Nasza Loteria SR - pasek na kartach artykułów

Chemiczny geniusz z Rzeszowa szuka leku na raka

Beata Terczyńska
Tomasz Ruman w pracowni chemii bioorganicznej. Jego prawą ręką jest współpracowniczka Joanna Nizioł.
Tomasz Ruman w pracowni chemii bioorganicznej. Jego prawą ręką jest współpracowniczka Joanna Nizioł. Krzysztof Kapica
Tomasz Ruman z Rzeszowa prowadzi wyjątkowe badania nad lekami przeciwnowotworowymi i anty-HIV. Dostał od ministra specjalne stypendium naukowe.

Tomasz Ruman urodził się 1 grudnia 1980 r., ukończył studia w Politechnice Rzeszowskiej na Wydziale Chemicznym - kierunek technologia chemiczna (specjalność: synteza organiczna). To najmłodszy doktor w historii uczelni i najmłodszy doktor w kraju w dziedzinie chemii.

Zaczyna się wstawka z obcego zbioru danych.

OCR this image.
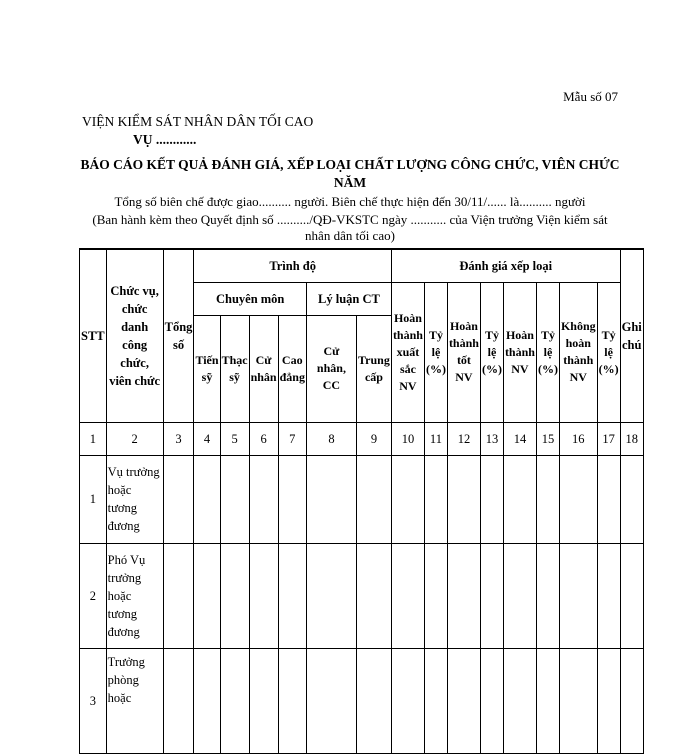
Mẫu số 07
VIỆN KIỂM SÁT NHÂN DÂN TỐI CAO
VỤ ............
BÁO CÁO KẾT QUẢ ĐÁNH GIÁ, XẾP LOẠI CHẤT LƯỢNG CÔNG CHỨC, VIÊN CHỨC NĂM
Tổng số biên chế được giao.......... người. Biên chế thực hiện đến 30/11/...... là.......... người
(Ban hành kèm theo Quyết định số ........../QĐ-VKSTC ngày ........... của Viện trưởng Viện kiểm sát nhân dân tối cao)
STT	Chức vụ, chức danh công chức, viên chức	Tổng số	Trình độ						Đánh giá xếp loại								Ghi chú
			Chuyên môn				Lý luận CT		Hoàn thành xuất sắc NV	Tỷ lệ (%)	Hoàn thành tốt NV	Tỷ lệ (%)	Hoàn thành NV	Tỷ lệ (%)	Không hoàn thành NV	Tỷ lệ (%)	
			Tiến sỹ	Thạc sỹ	Cử nhân	Cao đẳng	Cử nhân, CC	Trung cấp									
1	2	3	4	5	6	7	8	9	10	11	12	13	14	15	16	17	18
1	Vụ trưởng hoặc tương đương																
2	Phó Vụ trưởng hoặc tương đương																
3	Trưởng phòng hoặc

Nigdy wcześniej nie udało się to, żadnemu młodemu naukowcowi z Podkarpacia. Dr hab. Tomasz Ruman z wydziału chemicznego Politechniki Rzeszowskiej dostał właśnie stypendium ministra nauki i szkolnictwa wyższego dla młodych, wybitnych naukowców.

Na stypendium mieli szansę tylko ci naukowcy, którzy nie skończyli jeszcze 35 lat, ale już prowadzą wysokiej jakości badania i cieszą się imponującym dorobkiem naukowym.

W tegorocznej siódmej edycji Ministerstwo Nauki i Szkolnictwa Wyższego uhonorowało 171 naukowców, chociaż kandydatów było ponad 800. Najlepsi z nich, w tym doktor Ruman, dostaną 4145 tys. zł miesięcznie przez 3 lata. W sumie wartość stypendium to 150 tys. zł!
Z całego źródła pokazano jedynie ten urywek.